Dr Taufeʻulungaki’s comments “disrespectful” and “untrue,” Prime Minister’s Office says

Claims by former Minister of Education, Dr ‘Ana Maui Taufe’ulungaki that Prime Minister ‘Akilisi Pohiva did not understand what he was doing were disrespectful and untrue, the Prime Minister’s Office said.

The Office said that in his role as the Education Minister, Hon. Pohiva was working to find a solution to a recently released report which showed that exam pass rates had declined dramatically while Dr Taufe’ulungaki was Minister of Education.

Hon. Pohiva, a former government teacher and lecturer at Tonga’s Teachers Training College now known as Tonga Institute of Education, said one of the problems that contributed to the decline was the use of standardisation of results to improve students’ final marks.

This meant primary school students who failed the Secondary Entrance Examination (SEE), particularly in English and Mathematics, could still get into high school, but were ill prepared to cope with work at a higher level.

The scaling of entrance exam results had misled the public about student performance, the PM’s Office said.

The PM’s Office released its statement after Dr Taufe’ulungaki joined forces with a group of supporters who strongly criticised Hon. Pohiva’s move to return the education system’s marking process to assessing raw marks.

Dr Taufe’ulungaki and her supporters believe standardisation is best for Tonga and it should be maintained.

Hon. Pohiva said Dr Taufe’ulungaki should give him a chance to do his job as her time was over.

The Prime Minister’s Office said a report was released on September 8 in which Hon. Pohiva pointed why students had performed poorly in the last decade.

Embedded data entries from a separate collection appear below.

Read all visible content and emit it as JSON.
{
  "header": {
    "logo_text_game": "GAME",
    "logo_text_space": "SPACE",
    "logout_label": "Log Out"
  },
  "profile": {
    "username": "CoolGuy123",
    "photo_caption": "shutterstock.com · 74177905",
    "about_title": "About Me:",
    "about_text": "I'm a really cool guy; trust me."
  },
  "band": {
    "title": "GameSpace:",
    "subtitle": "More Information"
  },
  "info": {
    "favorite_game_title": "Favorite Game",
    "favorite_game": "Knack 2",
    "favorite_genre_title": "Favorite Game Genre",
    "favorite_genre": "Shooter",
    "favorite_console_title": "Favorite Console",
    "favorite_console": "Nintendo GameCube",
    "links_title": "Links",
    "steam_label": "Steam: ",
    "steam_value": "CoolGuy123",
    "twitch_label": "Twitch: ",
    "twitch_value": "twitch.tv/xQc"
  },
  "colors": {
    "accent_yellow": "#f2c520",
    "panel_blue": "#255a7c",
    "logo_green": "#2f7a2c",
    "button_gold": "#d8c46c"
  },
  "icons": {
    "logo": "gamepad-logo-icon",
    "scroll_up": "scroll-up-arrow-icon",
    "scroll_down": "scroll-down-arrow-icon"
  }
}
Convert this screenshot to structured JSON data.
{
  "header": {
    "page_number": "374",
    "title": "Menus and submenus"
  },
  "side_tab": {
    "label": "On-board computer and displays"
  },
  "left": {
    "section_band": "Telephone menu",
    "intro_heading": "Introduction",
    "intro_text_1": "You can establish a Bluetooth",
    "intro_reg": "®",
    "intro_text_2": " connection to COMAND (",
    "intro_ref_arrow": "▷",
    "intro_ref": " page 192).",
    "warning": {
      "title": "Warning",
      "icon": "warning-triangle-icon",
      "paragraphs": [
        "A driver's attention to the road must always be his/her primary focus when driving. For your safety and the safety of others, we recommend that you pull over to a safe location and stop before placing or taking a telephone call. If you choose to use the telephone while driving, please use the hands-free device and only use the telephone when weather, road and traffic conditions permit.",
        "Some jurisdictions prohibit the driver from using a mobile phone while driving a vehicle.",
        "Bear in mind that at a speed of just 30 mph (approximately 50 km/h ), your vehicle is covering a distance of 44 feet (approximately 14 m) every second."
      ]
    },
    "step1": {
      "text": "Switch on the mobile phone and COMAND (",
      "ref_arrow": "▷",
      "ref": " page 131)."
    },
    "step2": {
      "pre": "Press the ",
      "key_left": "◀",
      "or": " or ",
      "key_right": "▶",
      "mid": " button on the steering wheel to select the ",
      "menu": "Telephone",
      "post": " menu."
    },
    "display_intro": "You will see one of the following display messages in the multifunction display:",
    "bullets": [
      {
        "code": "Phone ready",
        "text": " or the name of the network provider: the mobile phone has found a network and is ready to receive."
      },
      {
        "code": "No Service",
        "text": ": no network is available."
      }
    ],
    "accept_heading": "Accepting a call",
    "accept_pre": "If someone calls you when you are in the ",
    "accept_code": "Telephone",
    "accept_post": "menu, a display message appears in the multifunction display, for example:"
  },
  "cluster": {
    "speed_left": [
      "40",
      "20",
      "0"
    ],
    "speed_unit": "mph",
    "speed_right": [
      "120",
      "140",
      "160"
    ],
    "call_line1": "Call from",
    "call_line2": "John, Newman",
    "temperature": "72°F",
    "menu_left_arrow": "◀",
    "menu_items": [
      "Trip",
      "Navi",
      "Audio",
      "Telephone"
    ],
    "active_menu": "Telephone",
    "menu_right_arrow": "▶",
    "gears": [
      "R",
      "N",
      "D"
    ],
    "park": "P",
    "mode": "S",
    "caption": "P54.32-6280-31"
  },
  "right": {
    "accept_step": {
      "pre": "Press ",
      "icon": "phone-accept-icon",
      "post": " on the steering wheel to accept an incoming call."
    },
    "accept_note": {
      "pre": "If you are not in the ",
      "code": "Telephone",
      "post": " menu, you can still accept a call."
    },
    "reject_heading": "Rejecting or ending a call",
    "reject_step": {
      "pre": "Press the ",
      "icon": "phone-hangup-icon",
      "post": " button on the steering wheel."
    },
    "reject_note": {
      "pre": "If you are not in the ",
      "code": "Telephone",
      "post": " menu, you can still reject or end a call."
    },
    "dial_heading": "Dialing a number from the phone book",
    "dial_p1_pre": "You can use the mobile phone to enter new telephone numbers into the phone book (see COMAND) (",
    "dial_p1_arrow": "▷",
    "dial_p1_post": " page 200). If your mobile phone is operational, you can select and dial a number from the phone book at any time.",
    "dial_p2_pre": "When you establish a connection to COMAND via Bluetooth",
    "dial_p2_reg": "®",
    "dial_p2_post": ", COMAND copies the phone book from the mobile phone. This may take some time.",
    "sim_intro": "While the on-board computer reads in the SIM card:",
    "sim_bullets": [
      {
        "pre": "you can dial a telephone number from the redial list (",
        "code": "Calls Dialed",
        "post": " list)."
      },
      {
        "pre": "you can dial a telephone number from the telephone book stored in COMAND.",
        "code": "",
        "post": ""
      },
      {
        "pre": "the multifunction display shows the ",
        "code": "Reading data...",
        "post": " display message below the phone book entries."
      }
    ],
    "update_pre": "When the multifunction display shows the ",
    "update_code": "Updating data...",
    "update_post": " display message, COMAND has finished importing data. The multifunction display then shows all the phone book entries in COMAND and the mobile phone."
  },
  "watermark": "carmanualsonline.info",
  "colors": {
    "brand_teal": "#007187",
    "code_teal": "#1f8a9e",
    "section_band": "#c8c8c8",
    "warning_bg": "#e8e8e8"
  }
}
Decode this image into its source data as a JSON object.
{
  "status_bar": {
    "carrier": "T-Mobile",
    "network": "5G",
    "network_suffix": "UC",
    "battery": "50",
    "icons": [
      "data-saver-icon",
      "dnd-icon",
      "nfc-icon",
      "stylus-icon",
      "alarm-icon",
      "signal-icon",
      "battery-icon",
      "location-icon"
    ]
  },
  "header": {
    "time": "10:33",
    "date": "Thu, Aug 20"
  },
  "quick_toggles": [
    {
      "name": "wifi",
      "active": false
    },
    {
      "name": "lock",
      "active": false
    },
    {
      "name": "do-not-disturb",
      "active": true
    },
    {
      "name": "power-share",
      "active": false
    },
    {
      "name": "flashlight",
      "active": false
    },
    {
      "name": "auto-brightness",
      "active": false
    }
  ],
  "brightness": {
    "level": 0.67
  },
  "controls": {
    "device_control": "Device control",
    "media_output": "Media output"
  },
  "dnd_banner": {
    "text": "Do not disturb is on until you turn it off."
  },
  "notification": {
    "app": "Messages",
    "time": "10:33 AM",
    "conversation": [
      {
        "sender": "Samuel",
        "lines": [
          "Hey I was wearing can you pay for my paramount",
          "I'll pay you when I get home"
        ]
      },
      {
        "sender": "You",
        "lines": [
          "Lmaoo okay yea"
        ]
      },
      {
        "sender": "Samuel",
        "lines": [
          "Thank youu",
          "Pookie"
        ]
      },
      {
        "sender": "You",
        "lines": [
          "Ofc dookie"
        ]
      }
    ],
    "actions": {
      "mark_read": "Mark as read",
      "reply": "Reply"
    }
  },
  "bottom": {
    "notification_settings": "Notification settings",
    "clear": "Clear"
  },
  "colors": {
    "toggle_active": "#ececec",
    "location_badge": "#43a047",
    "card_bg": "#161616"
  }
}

Pohiva claimed Dr Taufe’ulungaki was well aware of the report as it was something she witnessed while she was a minister, but since the report was released none of his critics had formulated a response.

He said Dr Taufe’ulungaki should understand the ministerial posts were political appointments and their roles were mainly limited to matters like policy making decisions.

He said the ministry was comprised of senior officials and experts on various fields who ensured  the education system functioned properly.

The report

The report analysing the quality of education in Tonga showed that the rate of students passing their exams had been declining over the past decade, the Prime Minister’s Office said.

According to the report, the pass rate of students sitting for English and Mathematics in SEE in the period 2002–2014 was consistently about 30% or lower.

It said this level of performance was disappointingly low and nothing had been done to improve the situation, despite efforts to reform the education system.

In 2002, 23% of the students who sat for English passed. This pass rate dropped to 20% in 2014. In Mathematics, only 17% passed in 2014, a drop of 14 percent from 31% in 2002.

There was also a clear indication that the number of students passing popular subjects like Tongan Studies and Environmental Science with 50% raw marks or better had also declined.

Since taking office in January, Hon. Pohiva has attempted to find a solution to fix the declining trends of students’ performance.

The Prime Minister’s office said the public did not know how badly students had done because of the standardisation process and the way the results were reported.

“The scaling of results has misled the public about student performance against prescribed learning outcomes, thus allowing students to enter secondary school ill prepared.

“It infers that the scaling process has allowed students who actually failed in Mathematics and English to move on to secondary school alongside those who had passed legitimately.”

The main points

  • Claims by former Minister of Education, Dr ‘Ana Maui Taufe’ulungaki that Prime Minister ‘Akilisi Pohiva did not understand what he was doing were disrespectful and untrue, the Prime Minister’s Office said.
  • The Office said that in his role as the Education Minister, Hon. Pohiva was working to find a solution to a recently released report which showed that exam pass rates had declined dramatically while Dr Taufe’ulungaki was Minister of Education.
  • Pohiva said one of the problems that contributed to the decline was the use of standardisation of results to improve students’ final marks.
  • This meant primary school students who failed the Secondary Entrance Examination, particularly in English and Mathematics, could still get into high school, but were ill prepared to cope with work at a higher level.